Nous sommes ainsi clairement favorables à l’instauration de nouveaux prélèvements sociaux pour financer la dépendance, des prélèvements mutualisés et collectifs, solidaires, en dehors de tout recours à un dispositif assurantiel qui ne réglera rien et conduira à l’émergence de nouvelles poches de pauvreté au sein des générations les plus âgées.
Mes chers collègues, est-il préférable que notre système fiscal et social privilégie les placements boursiers, les opérations stratégiques capitalistiques, ou qu’il permette de financer une retraite à 85 % du SMIC pour tous, la couverture optimale des dépenses de santé des ménages, la juste réparation des dommages causés par les accidents du travail et les maladies professionnelles ?
Telle est notre position de fond sur le devenir de nos prélèvements obligatoires, et donc sur la programmation des finances publiques. Pour l’heure, tout ce que prévoit la loi de programmation des finances publiques, dans sa rédaction issue de la commission mixte paritaire, conduira à vassaliser les politiques publiques nationales aux impératifs de la construction européenne, singulièrement à la stabilité de l’euro. Réduction des déficits et de la dépense publique, gel des ressources allouées aux collectivités locales font partie du credo monétariste qui sous-tend cette loi de programmation. Ainsi, on va continuer de supprimer des emplois publics et inciter les collectivités territoriales à faire de même.
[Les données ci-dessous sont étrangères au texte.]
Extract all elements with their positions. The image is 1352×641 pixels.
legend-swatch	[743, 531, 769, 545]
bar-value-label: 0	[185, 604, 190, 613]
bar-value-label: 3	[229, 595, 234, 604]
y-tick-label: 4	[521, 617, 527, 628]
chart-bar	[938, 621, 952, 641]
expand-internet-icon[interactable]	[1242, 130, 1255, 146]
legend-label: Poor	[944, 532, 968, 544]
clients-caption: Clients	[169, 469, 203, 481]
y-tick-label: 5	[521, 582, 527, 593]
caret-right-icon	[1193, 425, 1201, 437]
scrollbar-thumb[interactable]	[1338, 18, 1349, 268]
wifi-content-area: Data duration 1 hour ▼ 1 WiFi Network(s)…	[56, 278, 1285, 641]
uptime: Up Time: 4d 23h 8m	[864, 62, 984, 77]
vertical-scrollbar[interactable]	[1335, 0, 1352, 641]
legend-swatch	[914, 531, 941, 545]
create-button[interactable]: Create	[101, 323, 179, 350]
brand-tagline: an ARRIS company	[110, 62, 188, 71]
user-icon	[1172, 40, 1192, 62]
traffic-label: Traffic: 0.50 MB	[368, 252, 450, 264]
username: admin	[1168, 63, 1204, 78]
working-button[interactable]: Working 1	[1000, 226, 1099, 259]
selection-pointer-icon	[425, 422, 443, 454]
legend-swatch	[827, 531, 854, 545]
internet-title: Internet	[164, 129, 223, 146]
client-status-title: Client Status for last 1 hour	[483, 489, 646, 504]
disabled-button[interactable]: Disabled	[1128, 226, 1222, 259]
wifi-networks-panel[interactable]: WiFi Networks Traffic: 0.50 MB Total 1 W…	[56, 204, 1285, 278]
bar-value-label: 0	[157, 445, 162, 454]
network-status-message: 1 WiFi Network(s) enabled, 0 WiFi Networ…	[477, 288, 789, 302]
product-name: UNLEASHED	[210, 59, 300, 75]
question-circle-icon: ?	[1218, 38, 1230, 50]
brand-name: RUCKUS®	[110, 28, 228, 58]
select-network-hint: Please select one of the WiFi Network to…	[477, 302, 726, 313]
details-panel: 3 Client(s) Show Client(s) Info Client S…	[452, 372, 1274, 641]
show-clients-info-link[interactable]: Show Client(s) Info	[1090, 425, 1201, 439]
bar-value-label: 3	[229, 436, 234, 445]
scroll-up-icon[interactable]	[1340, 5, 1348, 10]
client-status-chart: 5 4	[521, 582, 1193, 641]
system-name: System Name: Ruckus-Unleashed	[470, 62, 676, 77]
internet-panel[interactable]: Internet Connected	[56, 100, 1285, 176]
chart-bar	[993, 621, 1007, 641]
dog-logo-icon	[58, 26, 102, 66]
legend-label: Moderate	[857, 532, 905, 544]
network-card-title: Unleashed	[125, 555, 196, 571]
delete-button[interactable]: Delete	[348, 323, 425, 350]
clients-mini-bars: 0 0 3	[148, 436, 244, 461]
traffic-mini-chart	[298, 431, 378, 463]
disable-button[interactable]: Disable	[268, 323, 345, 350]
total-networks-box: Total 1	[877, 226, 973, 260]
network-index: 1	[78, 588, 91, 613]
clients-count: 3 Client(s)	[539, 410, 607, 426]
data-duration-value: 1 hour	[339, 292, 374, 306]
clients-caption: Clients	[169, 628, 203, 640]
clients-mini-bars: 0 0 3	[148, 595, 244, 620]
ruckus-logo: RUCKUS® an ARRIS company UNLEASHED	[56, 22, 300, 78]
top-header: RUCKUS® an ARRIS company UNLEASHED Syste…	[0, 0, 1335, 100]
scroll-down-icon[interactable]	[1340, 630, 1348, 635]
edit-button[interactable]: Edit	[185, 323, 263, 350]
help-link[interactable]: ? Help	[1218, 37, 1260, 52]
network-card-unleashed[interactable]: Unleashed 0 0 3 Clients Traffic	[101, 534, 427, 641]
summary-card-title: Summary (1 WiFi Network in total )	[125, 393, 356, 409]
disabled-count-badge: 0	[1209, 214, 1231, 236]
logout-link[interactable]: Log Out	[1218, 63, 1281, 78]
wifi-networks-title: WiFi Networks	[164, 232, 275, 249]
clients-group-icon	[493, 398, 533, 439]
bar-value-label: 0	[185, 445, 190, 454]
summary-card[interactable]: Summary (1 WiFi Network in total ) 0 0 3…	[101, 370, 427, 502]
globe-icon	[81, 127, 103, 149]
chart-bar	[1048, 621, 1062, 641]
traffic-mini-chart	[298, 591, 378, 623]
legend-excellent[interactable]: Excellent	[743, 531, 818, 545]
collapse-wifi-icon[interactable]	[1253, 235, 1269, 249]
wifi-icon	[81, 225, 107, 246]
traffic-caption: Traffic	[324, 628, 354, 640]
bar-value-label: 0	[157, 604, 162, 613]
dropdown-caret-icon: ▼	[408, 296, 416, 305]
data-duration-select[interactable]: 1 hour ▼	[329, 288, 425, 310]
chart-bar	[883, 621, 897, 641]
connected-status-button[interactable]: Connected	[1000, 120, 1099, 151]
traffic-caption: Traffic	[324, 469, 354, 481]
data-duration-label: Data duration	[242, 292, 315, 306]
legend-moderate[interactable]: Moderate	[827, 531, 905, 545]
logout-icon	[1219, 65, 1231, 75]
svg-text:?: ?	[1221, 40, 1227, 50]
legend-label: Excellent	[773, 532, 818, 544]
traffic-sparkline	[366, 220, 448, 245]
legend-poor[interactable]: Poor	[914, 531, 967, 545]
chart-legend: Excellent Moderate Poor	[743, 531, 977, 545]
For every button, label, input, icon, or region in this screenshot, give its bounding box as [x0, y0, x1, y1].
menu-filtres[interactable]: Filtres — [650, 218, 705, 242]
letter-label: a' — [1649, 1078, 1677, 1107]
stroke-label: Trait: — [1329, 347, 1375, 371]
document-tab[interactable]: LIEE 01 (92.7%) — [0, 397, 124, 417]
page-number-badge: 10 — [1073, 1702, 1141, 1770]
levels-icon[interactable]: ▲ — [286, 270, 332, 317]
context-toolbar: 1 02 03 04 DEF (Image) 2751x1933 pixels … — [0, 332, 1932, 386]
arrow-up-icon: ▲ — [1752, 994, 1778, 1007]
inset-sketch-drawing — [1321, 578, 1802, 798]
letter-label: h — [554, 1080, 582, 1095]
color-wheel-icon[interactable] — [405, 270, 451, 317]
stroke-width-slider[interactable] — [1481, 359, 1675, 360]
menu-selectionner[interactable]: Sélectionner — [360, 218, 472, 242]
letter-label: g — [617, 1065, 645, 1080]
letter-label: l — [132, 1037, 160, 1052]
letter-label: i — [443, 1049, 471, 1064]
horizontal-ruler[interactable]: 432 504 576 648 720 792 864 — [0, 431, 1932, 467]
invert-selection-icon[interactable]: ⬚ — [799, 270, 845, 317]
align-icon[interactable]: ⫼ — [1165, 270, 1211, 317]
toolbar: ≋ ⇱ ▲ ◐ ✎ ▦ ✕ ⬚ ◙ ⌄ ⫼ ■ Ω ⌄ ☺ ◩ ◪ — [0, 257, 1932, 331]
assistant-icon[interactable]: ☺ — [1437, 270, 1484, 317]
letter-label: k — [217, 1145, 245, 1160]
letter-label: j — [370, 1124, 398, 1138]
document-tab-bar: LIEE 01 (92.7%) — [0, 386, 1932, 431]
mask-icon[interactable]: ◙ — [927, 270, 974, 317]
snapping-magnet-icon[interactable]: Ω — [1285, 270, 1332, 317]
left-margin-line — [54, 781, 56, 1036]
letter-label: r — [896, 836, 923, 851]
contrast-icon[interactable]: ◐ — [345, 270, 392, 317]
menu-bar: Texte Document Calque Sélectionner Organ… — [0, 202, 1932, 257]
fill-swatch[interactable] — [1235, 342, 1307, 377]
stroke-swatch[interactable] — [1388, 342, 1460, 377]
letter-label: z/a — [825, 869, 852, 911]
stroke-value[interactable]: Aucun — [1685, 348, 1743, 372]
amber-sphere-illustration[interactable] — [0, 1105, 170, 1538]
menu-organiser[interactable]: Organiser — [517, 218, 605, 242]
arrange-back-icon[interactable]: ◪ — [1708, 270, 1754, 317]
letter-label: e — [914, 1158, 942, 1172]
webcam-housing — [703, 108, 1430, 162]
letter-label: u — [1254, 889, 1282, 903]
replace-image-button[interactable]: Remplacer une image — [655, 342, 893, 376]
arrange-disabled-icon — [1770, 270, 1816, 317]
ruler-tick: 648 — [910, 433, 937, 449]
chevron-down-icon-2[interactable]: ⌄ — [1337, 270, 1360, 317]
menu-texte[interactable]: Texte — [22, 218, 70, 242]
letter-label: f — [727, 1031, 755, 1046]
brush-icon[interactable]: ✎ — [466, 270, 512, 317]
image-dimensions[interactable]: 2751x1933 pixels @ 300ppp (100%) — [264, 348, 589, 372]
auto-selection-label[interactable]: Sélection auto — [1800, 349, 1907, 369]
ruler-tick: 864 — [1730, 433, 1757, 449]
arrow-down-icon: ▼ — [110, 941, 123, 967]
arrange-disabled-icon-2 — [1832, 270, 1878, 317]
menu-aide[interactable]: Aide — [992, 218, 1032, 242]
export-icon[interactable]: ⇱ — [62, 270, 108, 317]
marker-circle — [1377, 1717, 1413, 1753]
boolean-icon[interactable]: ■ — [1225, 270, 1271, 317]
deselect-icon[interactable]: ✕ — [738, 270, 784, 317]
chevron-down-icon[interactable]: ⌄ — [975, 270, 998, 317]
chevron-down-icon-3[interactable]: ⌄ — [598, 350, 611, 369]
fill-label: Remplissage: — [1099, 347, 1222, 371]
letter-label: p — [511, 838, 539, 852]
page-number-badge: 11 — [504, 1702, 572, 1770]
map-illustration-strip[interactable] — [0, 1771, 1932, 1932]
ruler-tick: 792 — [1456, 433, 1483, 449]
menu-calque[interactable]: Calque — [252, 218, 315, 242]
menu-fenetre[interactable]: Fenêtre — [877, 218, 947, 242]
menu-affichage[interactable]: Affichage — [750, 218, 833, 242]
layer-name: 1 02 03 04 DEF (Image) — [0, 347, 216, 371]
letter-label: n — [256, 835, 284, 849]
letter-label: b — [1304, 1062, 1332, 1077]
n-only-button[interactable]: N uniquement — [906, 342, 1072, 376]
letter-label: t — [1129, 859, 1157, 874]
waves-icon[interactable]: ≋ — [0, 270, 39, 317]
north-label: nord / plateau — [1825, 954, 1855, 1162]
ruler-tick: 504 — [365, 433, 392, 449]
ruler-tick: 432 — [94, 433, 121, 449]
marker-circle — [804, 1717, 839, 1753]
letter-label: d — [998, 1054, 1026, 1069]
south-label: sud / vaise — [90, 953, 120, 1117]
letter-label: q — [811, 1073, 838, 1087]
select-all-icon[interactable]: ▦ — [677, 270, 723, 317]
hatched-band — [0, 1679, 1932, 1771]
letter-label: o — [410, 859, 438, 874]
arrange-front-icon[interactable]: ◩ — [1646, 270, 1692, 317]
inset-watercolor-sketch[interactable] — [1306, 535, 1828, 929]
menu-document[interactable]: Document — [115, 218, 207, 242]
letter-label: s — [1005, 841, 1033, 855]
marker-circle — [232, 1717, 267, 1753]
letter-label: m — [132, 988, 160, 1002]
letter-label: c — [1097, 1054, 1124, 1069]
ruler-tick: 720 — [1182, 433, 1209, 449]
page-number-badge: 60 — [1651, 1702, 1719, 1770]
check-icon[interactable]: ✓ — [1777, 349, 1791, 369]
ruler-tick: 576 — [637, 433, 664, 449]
Cette loi de programmation est également inspirée par la croyance dans le retour à une croissance plus forte, par la grâce de la seule bonne volonté des acteurs économiques que constituent les entreprises. Investissement en progression, créations d’emplois et croissance de l’activité devraient ainsi découler naturellement des choix opérés par l’État sur le plan de la fiscalité comme sur celui des cotisations sociales.
Mais qui peut croire que ce qui n’a pas marché jusqu’à présent va soudain produire des résultats positifs ? Depuis trop longtemps, nous empilons incitations fiscales sur exonérations sociales sans que cela ait la moindre efficacité durable sur le niveau de l’activité.
Ce qui est à craindre, c’est que cette loi de programmation des finances publiques ne trouve pas la moindre application dans les années à venir, d’une part parce qu’elle porte sur des exercices budgétaires postérieurs à la présente législature, et que l’on ne peut écarter la possibilité d’une alternance politique promouvant une autre conception générale des politiques publiques, d’autre part parce que l’amélioration prévue des comptes publics est conditionnée par des hypothèses de croissance peu réalistes.
Quels sacrifices faudra-t-il alors imposer à notre peuple pour tenir les objectifs fixés ? Nous ne voulons pas de cette austérité de longue haleine pour la France, qui risque fort d’exténuer notre économie et nos concitoyens.
Dès maintenant, nous pouvons penser que la présente loi de programmation aura le même avenir que la précédente, c’est-à-dire qu’elle sera abrogée.